24 pointsposted 16 hours ago
by fpierfed

12 Comments

rogerrogerr

16 hours ago

Is it possible that things have been this bad, and Milei’s policy changes have slowed down the economic decline enough that the poverty line is more accurate?

I’m not an economist, just an engineer. My intuition is that when a system is in freefall, any recovery will cause some metrics to look really bad for a while.

Like when a plane is in a dive, your first steps are to idle the engine, push forward to unload the wings. Then you level the wings and pull up. Is this article saying “Not only are we in a dive, the engine power is going down!”?

nateglims

15 hours ago

I suspect how Milei would frame it is he's focusing on the currency crisis and deficit. If/when that is under control, Argentina will be more attractive to foreign capital or some other mechanism of creating better paying jobs which will alleviate poverty.

I don't think the people quoted in the article are saying the plane is going down, but rather the policies will probably get reversed due to politics.

criticalfault

15 hours ago

With the feeling people dislike milei, and risking down votes, could this be 'getting worse before it gets better'? As said in the following video:

https://www.youtube.com/watch?v=18RTtDVghfw

As someone not really too informed about argentinian politics or economy, but knowing stuff only from news reports - isn't milei doing really everything that macroeconomists said needs to be done?
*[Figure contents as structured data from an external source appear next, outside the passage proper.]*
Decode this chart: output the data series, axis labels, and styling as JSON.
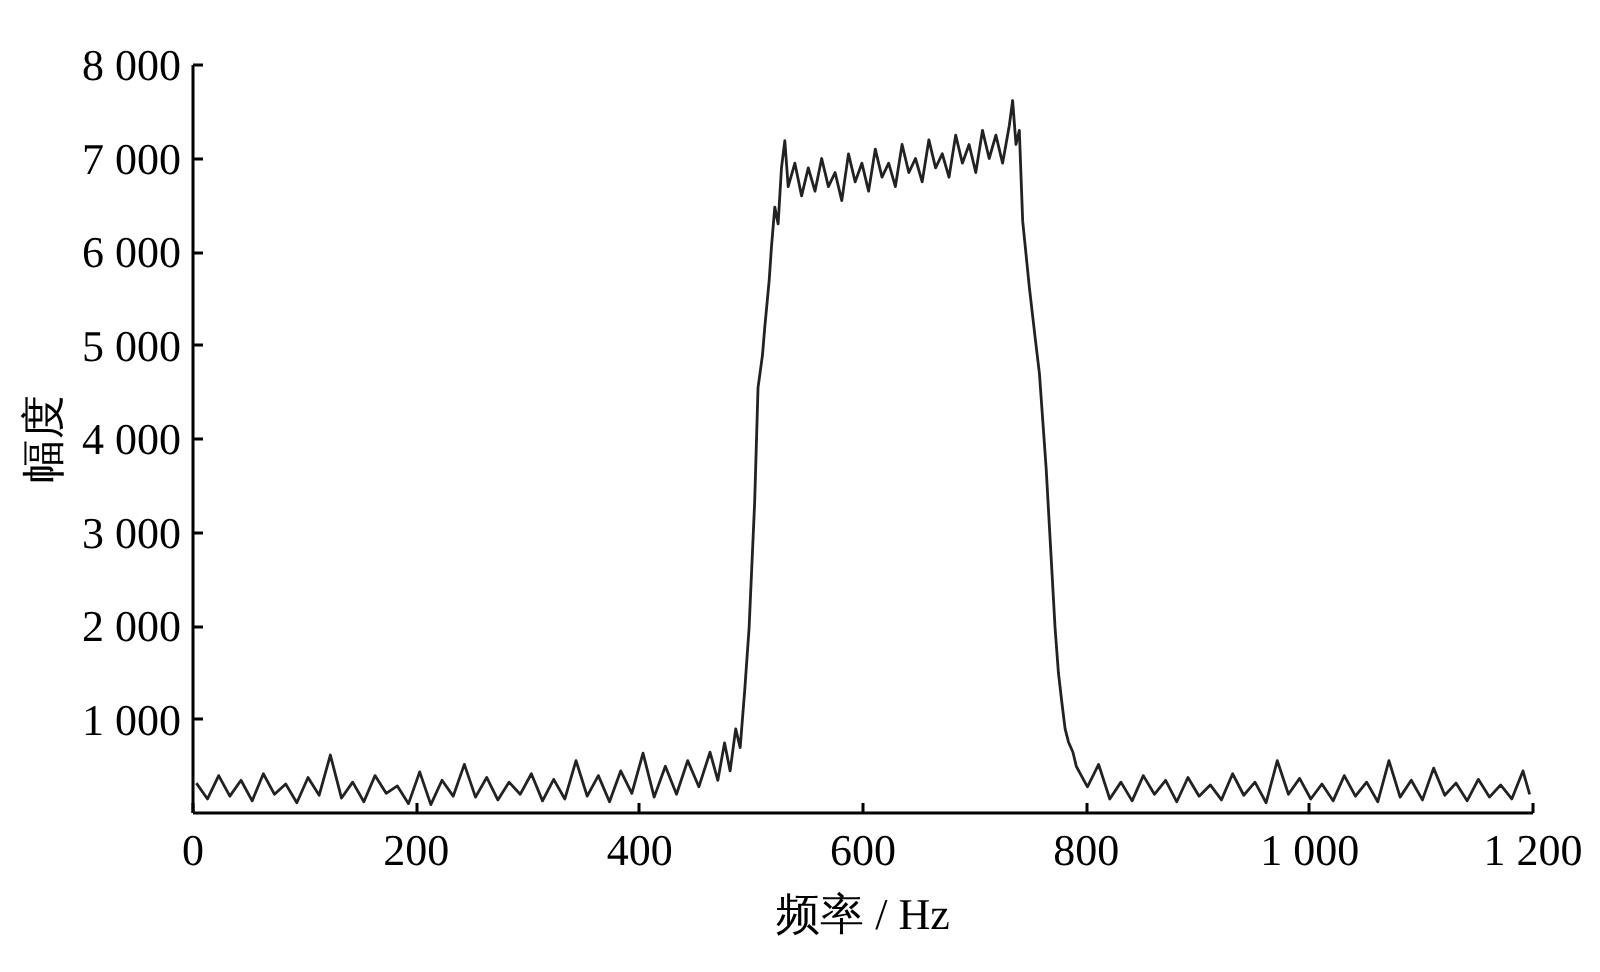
{
  "chart_data": {
    "type": "line",
    "xlabel": "频率 / Hz",
    "ylabel": "幅度",
    "xlim": [
      0,
      1200
    ],
    "ylim": [
      0,
      8000
    ],
    "xticks": [
      0,
      200,
      400,
      600,
      800,
      {
        "value": 1000,
        "label": "1 000"
      },
      {
        "value": 1200,
        "label": "1 200"
      }
    ],
    "yticks": [
      {
        "value": 1000,
        "label": "1 000"
      },
      {
        "value": 2000,
        "label": "2 000"
      },
      {
        "value": 3000,
        "label": "3 000"
      },
      {
        "value": 4000,
        "label": "4 000"
      },
      {
        "value": 5000,
        "label": "5 000"
      },
      {
        "value": 6000,
        "label": "6 000"
      },
      {
        "value": 7000,
        "label": "7 000"
      },
      {
        "value": 8000,
        "label": "8 000"
      }
    ],
    "x": [
      3,
      13,
      23,
      33,
      43,
      53,
      63,
      73,
      83,
      93,
      103,
      113,
      123,
      133,
      143,
      153,
      163,
      173,
      183,
      193,
      203,
      213,
      223,
      233,
      243,
      253,
      263,
      273,
      283,
      293,
      303,
      313,
      323,
      333,
      343,
      353,
      363,
      373,
      383,
      393,
      403,
      413,
      423,
      433,
      443,
      453,
      463,
      470,
      476,
      481,
      486,
      490,
      494,
      498,
      503,
      506,
      510,
      512,
      516,
      518,
      521,
      524,
      527,
      530,
      533,
      539,
      545,
      551,
      557,
      563,
      569,
      575,
      581,
      587,
      593,
      599,
      605,
      611,
      617,
      623,
      629,
      635,
      641,
      647,
      653,
      659,
      665,
      671,
      677,
      683,
      689,
      695,
      701,
      707,
      713,
      719,
      725,
      731,
      734,
      737,
      740,
      743,
      749,
      754,
      758,
      764,
      767,
      772,
      775,
      778,
      781,
      784,
      788,
      791,
      795,
      801,
      811,
      821,
      831,
      841,
      851,
      861,
      871,
      881,
      891,
      901,
      911,
      921,
      931,
      941,
      951,
      961,
      971,
      981,
      991,
      1001,
      1011,
      1021,
      1031,
      1041,
      1051,
      1061,
      1071,
      1081,
      1091,
      1101,
      1111,
      1121,
      1131,
      1141,
      1151,
      1161,
      1171,
      1181,
      1191,
      1197
    ],
    "series": [
      {
        "color": "#222222",
        "values": [
          320,
          150,
          400,
          180,
          350,
          130,
          420,
          200,
          310,
          110,
          380,
          190,
          620,
          160,
          330,
          120,
          400,
          210,
          290,
          100,
          440,
          90,
          350,
          180,
          520,
          170,
          380,
          140,
          330,
          200,
          420,
          130,
          360,
          150,
          560,
          180,
          400,
          120,
          450,
          210,
          640,
          170,
          500,
          200,
          560,
          280,
          650,
          350,
          750,
          450,
          900,
          700,
          1300,
          1980,
          3330,
          4550,
          4900,
          5190,
          5700,
          6050,
          6480,
          6300,
          6900,
          7190,
          6700,
          6950,
          6600,
          6900,
          6650,
          7000,
          6700,
          6850,
          6550,
          7050,
          6750,
          6950,
          6650,
          7100,
          6800,
          6950,
          6700,
          7150,
          6850,
          7000,
          6750,
          7200,
          6900,
          7050,
          6800,
          7250,
          6950,
          7150,
          6850,
          7300,
          7000,
          7250,
          6950,
          7350,
          7620,
          7150,
          7300,
          6330,
          5620,
          5100,
          4700,
          3690,
          3050,
          1980,
          1500,
          1190,
          900,
          760,
          650,
          500,
          410,
          280,
          520,
          150,
          330,
          130,
          400,
          200,
          350,
          120,
          380,
          180,
          300,
          140,
          420,
          190,
          330,
          110,
          560,
          200,
          370,
          150,
          310,
          130,
          400,
          180,
          330,
          120,
          560,
          170,
          350,
          140,
          480,
          190,
          320,
          130,
          360,
          170,
          300,
          150,
          450,
          200
        ]
      }
    ]
  }
}
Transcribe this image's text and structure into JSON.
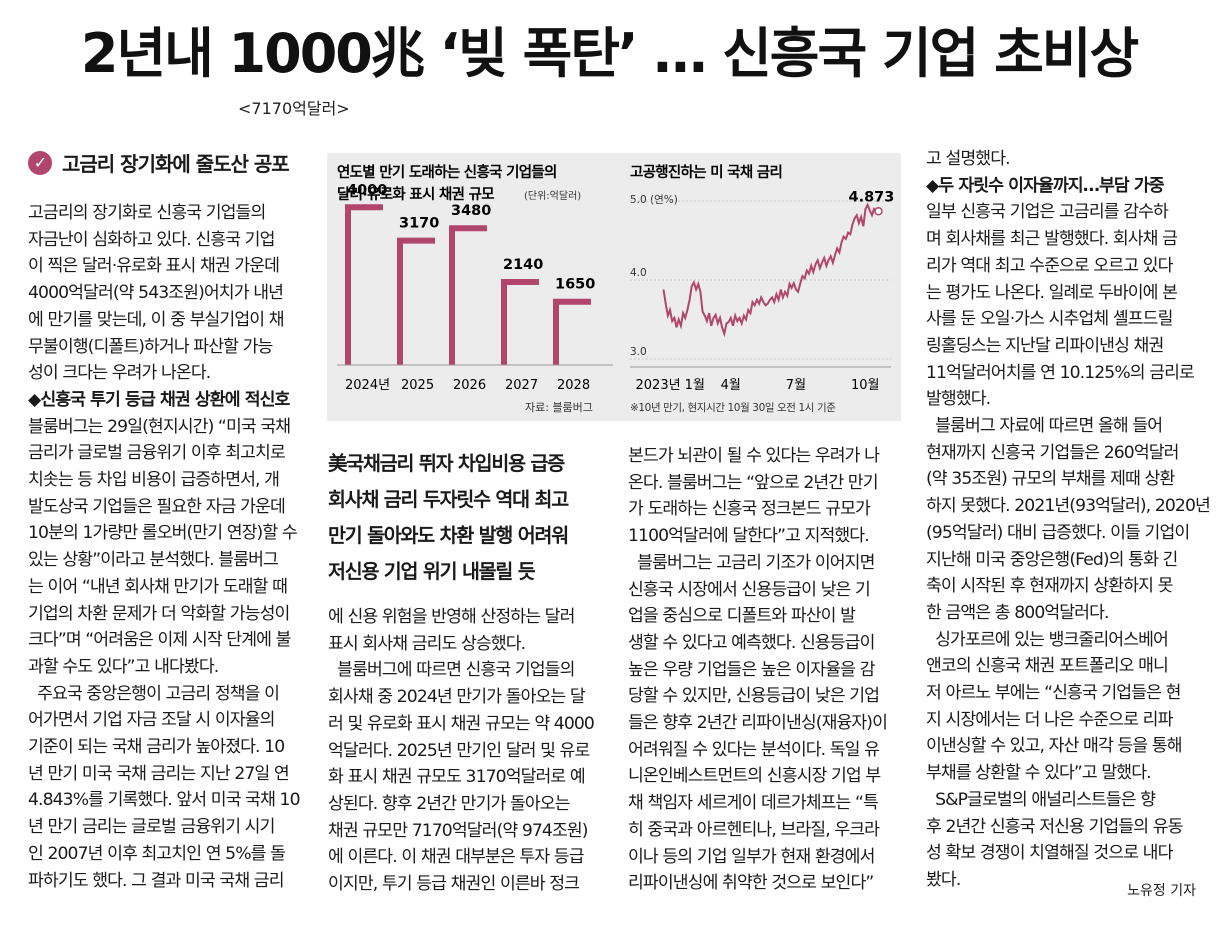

First of which was to reduce the public sector and subsidies?

https://apnews.com/article/milei-economy-union-protests-stri...

Reduce Inflation?

https://www.reuters.com/markets/argentinas-august-inflation-...

And it seems that poverty didnt go to 50% under milei, but actually went 10% up (saw it in a different comment here).

I'm not for milei (or against him), as I said, I don't really know or understand argentinian politics to make an opinion (although what is being done might be a bit brutal), really just asking a question here. This looks like an economic transformation or economic revolution in progress, and there will be (of course) difficulties before it goes better.

wmf

9 hours ago

It was obvious and predictable that laying off government workers and ending various subsidy/stimulus/welfare programs would leave many people worse off in the short term. There better be a part two of this plan.

cloudwonderer

8 hours ago

How is this poverty related to present government policies? Seems like the opposite is true.

petermcneeley

16 hours ago

The poor complain; they always do, but that's just idle chatter. Our system brings rewards to all, at least to all who matter.

wahern

15 hours ago

The Guardian stole the sensational headline but then buried the context. Here's the full context from the original Reuters article[1]:

> Argentina's poverty rate soared to almost 53% in the first half of the year, official data released on Thursday showed, the first hard evidence of the painful impact of libertarian President Javier Milei's tough austerity measures.

> That marked a steep jump from 41.7% at the end of last year and more than double the 26% just seven years ago, underscoring the severe cost to regular Argentines of repeated economic crises that have hammered the South American nation.

So the new austerity measures nominally increased the poverty rate by 10%, but the previous rate was already far too high and only getting higher. It remains to be seen whether Argentina can be put back on solid fiscal footing where wealth can grow, and grow equitably. But we know two things for sure: Argentina was already a wreck, and stopping runaway inflation is incredibly difficult. Argentina's inflation is/was incomparably worse to anything the US has experienced, now or historically, but if the US manages to have stemmed it's relatively mild inflation without triggering some kind of downturn (we'll know in the next few quarters) most economists will consider that somewhat surprising.

And Argentina's Gini index was already above 0.40, so it was hardly an exemplar of wealth equality. It's index is about the same as Chile, which had (until Milei) a much more conservative government and even slightly higher per capita GDP, not to mention a significantly lower poverty rate.